Terrorism: A shifting landscape

The war on terror and the Osama bin Laden manhunt have brought an age-old debate about self-censorship to the geosciences.

The camera angle was tight, neatly framing Osama bin Laden, his second in command Ayman al-Zawahiri, and their two cohorts, sitting in an indistinguishable ravine, perhaps somewhere along the Afghanistan-Pakistan border. The tape, which aired first on Aljazeera a month after 9/11 and featured bin Laden praising the attacks, contained no clues of the terrorists’ location–until its final few throwaway frames.

As he watched the tape’s concluding moments on CNN, Jack Shroder, a geoscientist at the University of Nebraska at Omaha (UNO), noticed something–the camera had been filming when it was wrestled from its tripod. The tight frame around bin Laden now swung suddenly upward, providing a split-second glance of sheared crystalline rocks. “I know where that is!” exclaimed Shroder, who mapped Afghanistan in the 1970s and cofounded the Afghanistan Studies Center at UNO. “That’s the Spin Ghar range.”

The rest happened quickly. After Shroder told a reporter where he believed the tape was shot, U.S. government officials visited him in Omaha and asked him to keep his expert opinion quiet–they also enlisted him in the bin Laden manhunt. Meanwhile, at the University of Cincinnati, geography researcher Richard Beck was inspired by Shroder’s deduction. Familiar with the Pakistan side of the border from doing exploratory fieldwork there for Amoco, Beck began formulating his own guess as to bin Laden’s whereabouts. Within a few weeks, he was forwarding possible search targets, such as Afghanistan’s Zhawar Kili cave complex, to the U.S. military, officially ushering the geosciences (geography and geology) into the war on terror.

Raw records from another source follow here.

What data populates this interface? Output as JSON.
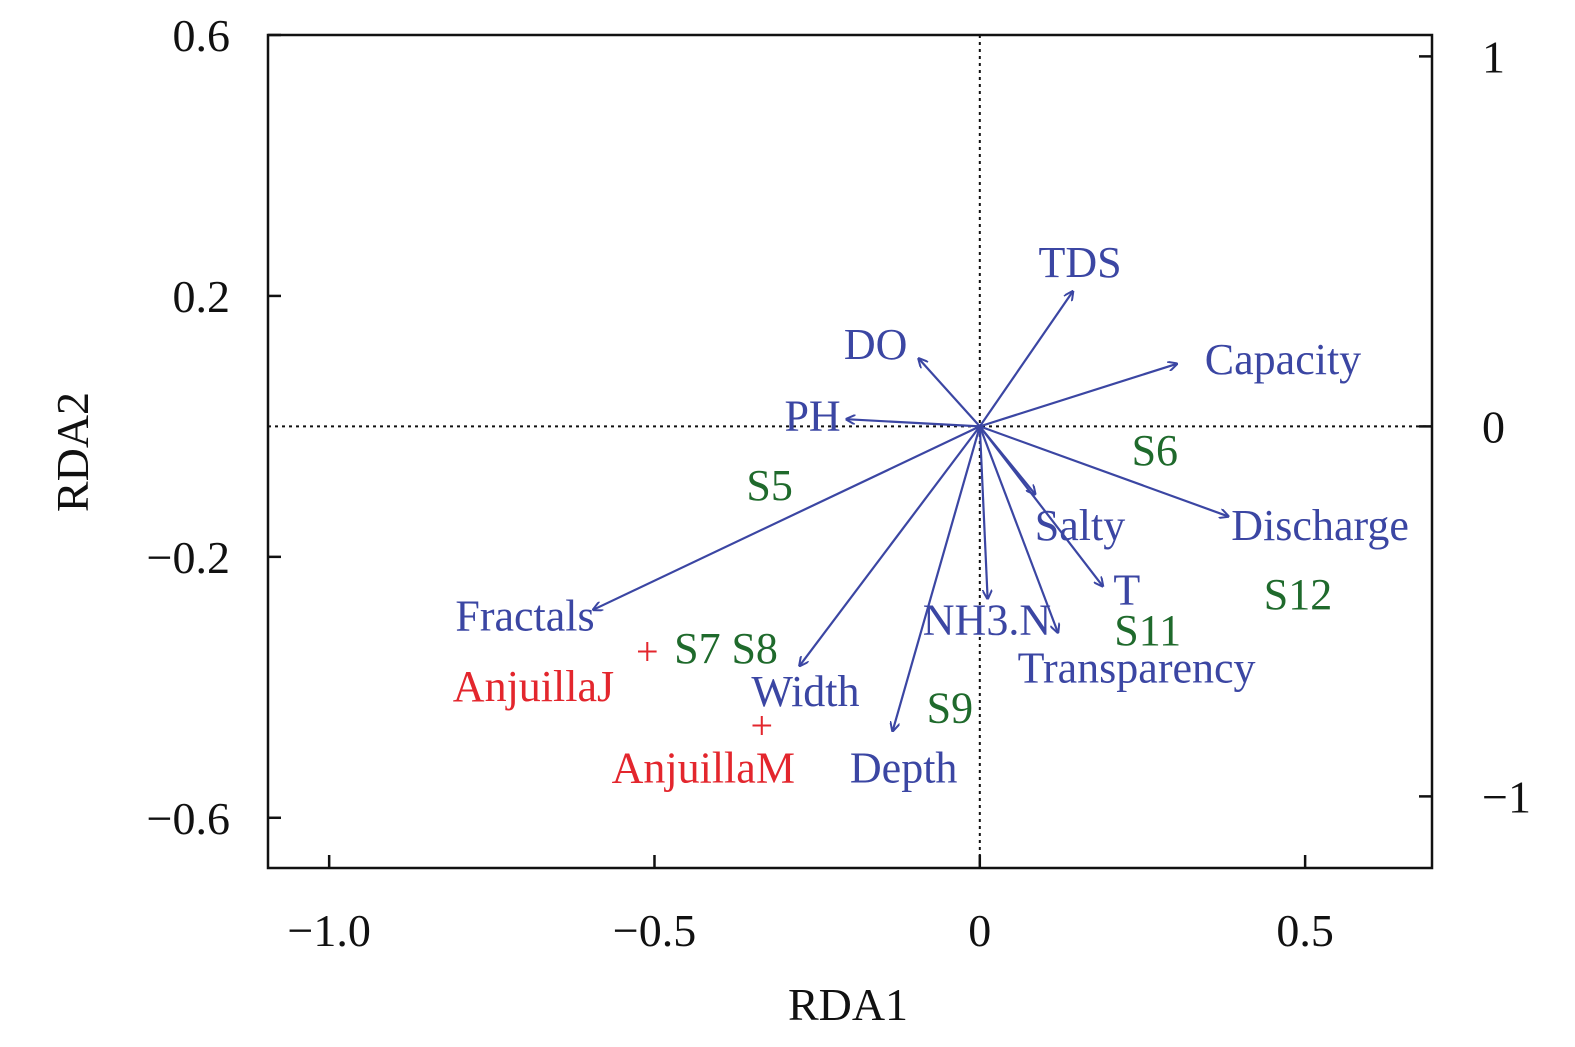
{
  "chart_data": {
    "type": "scatter",
    "subtype": "rda-biplot",
    "xlabel": "RDA1",
    "ylabel": "RDA2",
    "xlim": [
      -1.094,
      0.695
    ],
    "ylim": [
      -0.677,
      0.6
    ],
    "x_ticks": [
      {
        "v": -1.0,
        "label": "−1.0"
      },
      {
        "v": -0.5,
        "label": "−0.5"
      },
      {
        "v": 0,
        "label": "0"
      },
      {
        "v": 0.5,
        "label": "0.5"
      }
    ],
    "y_ticks": [
      {
        "v": 0.6,
        "label": "0.6"
      },
      {
        "v": 0.2,
        "label": "0.2"
      },
      {
        "v": -0.2,
        "label": "−0.2"
      },
      {
        "v": -0.6,
        "label": "−0.6"
      }
    ],
    "y2_ticks": [
      {
        "v": 1,
        "label": "1"
      },
      {
        "v": 0,
        "label": "0"
      },
      {
        "v": -1,
        "label": "−1"
      }
    ],
    "y2_scale_per_primary": 1.763,
    "colors": {
      "env": "#3b46a3",
      "site": "#1f6a2c",
      "species": "#e3262d",
      "axis": "#111111"
    },
    "env_arrows": [
      {
        "name": "TDS",
        "x": 0.143,
        "y": 0.207,
        "lx": 0.154,
        "ly": 0.252
      },
      {
        "name": "Capacity",
        "x": 0.303,
        "y": 0.096,
        "lx": 0.466,
        "ly": 0.103
      },
      {
        "name": "DO",
        "x": -0.094,
        "y": 0.104,
        "lx": -0.16,
        "ly": 0.126
      },
      {
        "name": "PH",
        "x": -0.205,
        "y": 0.011,
        "lx": -0.257,
        "ly": 0.017
      },
      {
        "name": "Discharge",
        "x": 0.382,
        "y": -0.138,
        "lx": 0.523,
        "ly": -0.151
      },
      {
        "name": "Salty",
        "x": 0.085,
        "y": -0.104,
        "lx": 0.154,
        "ly": -0.151
      },
      {
        "name": "T",
        "x": 0.189,
        "y": -0.245,
        "lx": 0.226,
        "ly": -0.25
      },
      {
        "name": "NH3.N",
        "x": 0.012,
        "y": -0.264,
        "lx": 0.011,
        "ly": -0.296
      },
      {
        "name": "Transparency",
        "x": 0.12,
        "y": -0.316,
        "lx": 0.241,
        "ly": -0.37
      },
      {
        "name": "Depth",
        "x": -0.134,
        "y": -0.467,
        "lx": -0.117,
        "ly": -0.523
      },
      {
        "name": "Width",
        "x": -0.277,
        "y": -0.367,
        "lx": -0.268,
        "ly": -0.406
      },
      {
        "name": "Fractals",
        "x": -0.594,
        "y": -0.281,
        "lx": -0.699,
        "ly": -0.29
      }
    ],
    "sites": [
      {
        "name": "S5",
        "x": -0.323,
        "y": -0.09
      },
      {
        "name": "S6",
        "x": 0.269,
        "y": -0.036
      },
      {
        "name": "S7",
        "x": -0.434,
        "y": -0.34
      },
      {
        "name": "S8",
        "x": -0.346,
        "y": -0.34
      },
      {
        "name": "S9",
        "x": -0.046,
        "y": -0.431
      },
      {
        "name": "S11",
        "x": 0.258,
        "y": -0.312
      },
      {
        "name": "S12",
        "x": 0.489,
        "y": -0.257
      }
    ],
    "species": [
      {
        "name": "AnjuillaJ",
        "x": -0.511,
        "y": -0.346,
        "lx": -0.686,
        "ly": -0.398
      },
      {
        "name": "AnjuillaM",
        "x": -0.335,
        "y": -0.459,
        "lx": -0.425,
        "ly": -0.523
      }
    ]
  }
}
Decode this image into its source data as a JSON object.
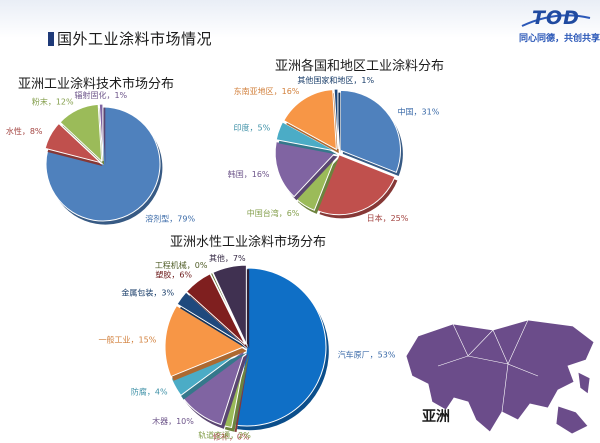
{
  "header": {
    "page_title": "国外工业涂料市场情况",
    "logo": "TOD",
    "slogan": "同心同德，共创共享"
  },
  "colors": {
    "blue": "#4f81bd",
    "red": "#c0504d",
    "green": "#9bbb59",
    "purple": "#8064a2",
    "cyan": "#4bacc6",
    "orange": "#f79646",
    "navy": "#1f497d",
    "darkred": "#7f1f1f",
    "darkpurple": "#403151",
    "map_purple": "#6b4c8a"
  },
  "map": {
    "label": "亚洲"
  },
  "chart_data": [
    {
      "type": "pie",
      "title": "亚洲工业涂料技术市场分布",
      "slices": [
        {
          "label": "溶剂型，79%",
          "value": 79,
          "color": "#4f81bd"
        },
        {
          "label": "水性，8%",
          "value": 8,
          "color": "#c0504d"
        },
        {
          "label": "粉末，12%",
          "value": 12,
          "color": "#9bbb59"
        },
        {
          "label": "辐射固化，1%",
          "value": 1,
          "color": "#8064a2"
        }
      ]
    },
    {
      "type": "pie",
      "title": "亚洲各国和地区工业涂料分布",
      "slices": [
        {
          "label": "中国，31%",
          "value": 31,
          "color": "#4f81bd"
        },
        {
          "label": "日本，25%",
          "value": 25,
          "color": "#c0504d"
        },
        {
          "label": "中国台湾，6%",
          "value": 6,
          "color": "#9bbb59"
        },
        {
          "label": "韩国，16%",
          "value": 16,
          "color": "#8064a2"
        },
        {
          "label": "印度，5%",
          "value": 5,
          "color": "#4bacc6"
        },
        {
          "label": "东南亚地区，16%",
          "value": 16,
          "color": "#f79646"
        },
        {
          "label": "其他国家和地区，1%",
          "value": 1,
          "color": "#1f497d"
        }
      ]
    },
    {
      "type": "pie",
      "title": "亚洲水性工业涂料市场分布",
      "slices": [
        {
          "label": "汽车原厂，53%",
          "value": 53,
          "color": "#0f6fc6"
        },
        {
          "label": "修补，0%",
          "value": 0.4,
          "color": "#c0504d"
        },
        {
          "label": "轨道交通，2%",
          "value": 2,
          "color": "#9bbb59"
        },
        {
          "label": "木器，10%",
          "value": 10,
          "color": "#8064a2"
        },
        {
          "label": "防腐，4%",
          "value": 4,
          "color": "#4bacc6"
        },
        {
          "label": "一般工业，15%",
          "value": 15,
          "color": "#f79646"
        },
        {
          "label": "金属包装，3%",
          "value": 3,
          "color": "#1f497d"
        },
        {
          "label": "塑胶，6%",
          "value": 6,
          "color": "#7f1f1f"
        },
        {
          "label": "工程机械，0%",
          "value": 0.4,
          "color": "#5f6f2f"
        },
        {
          "label": "其他，7%",
          "value": 7,
          "color": "#403151"
        }
      ]
    }
  ]
}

That two academics would work so closely with the government at first gave no one in the geoscience community pause. The U.S. government and geoscientists have been intertwined for decades; a large number of geoscientists are either employees of offices such as the National Geospatial-Intelligence Agency, or they work on outsourced projects that are bankrolled by federal dollars. Nor were Beck and Shroder alone. A number of other geoscientists rapidly realized their expertise could be applied to combating terrorism. In January 2002, the Association of American Geographers (AAG) held a workshop to discuss how its members could aid in areas as disparate as emergency response and biosecurity.

Beck, too, wanted to collaborate with his colleagues. In the May 2003 issue of the AAG journal Professional Geographer, he detailed his successes and frustrations in the bin Laden search–with one caveat: “Some information sources used in this study, some details of the method, and some conclusions have been omitted” for the safety of U.S. personnel in Afghanistan.

This proviso raised some hackles. “We’re in the business of fairness, openness, and transparency,” says John O’Loughlin, a geography professor at the University of Colorado and editor of the non-AAG affiliated journal Political Geography. “Anything that violates that doesn’t belong in an academic journal.”

O’Loughlin contends that the gold standard for academic publication is that research be replicable and that Beck’s work didn’t meet that standard. Beck disagrees, arguing that Shroder did exactly that when he commented on Beck’s work (and revealed much of his own) in a November 2005 Professional Geographer article. “There’s a certain segment of academia that’s rabid, and you’re never going to satisfy them,” Beck says.

“Self-censorship is a completely legitimate thing to do,” adds Shroder, who, at the government’s request, removed many sensitive items from the Afghanistan Studies Center web site after 9/11.

Troubled by such sentiment, O’Loughlin is taking the matter to the AAG Publications Committee in hopes of persuading it to devise more rigid replication standards that would prevent publication without, as he terms it, “the full Monty”–complete openness–regarding methods and funding.

As for Beck and Shroder, they’ve long relinquished their search for bin Laden. Despite the criticism and the fact that bin Laden’s still at large, they believe they made an important contribution to both geoscience and the war on terror. Especially, Shroder says, considering bin Laden’s new preferred means of communication–audiotape. “They sure got the message that we can tell where they are.”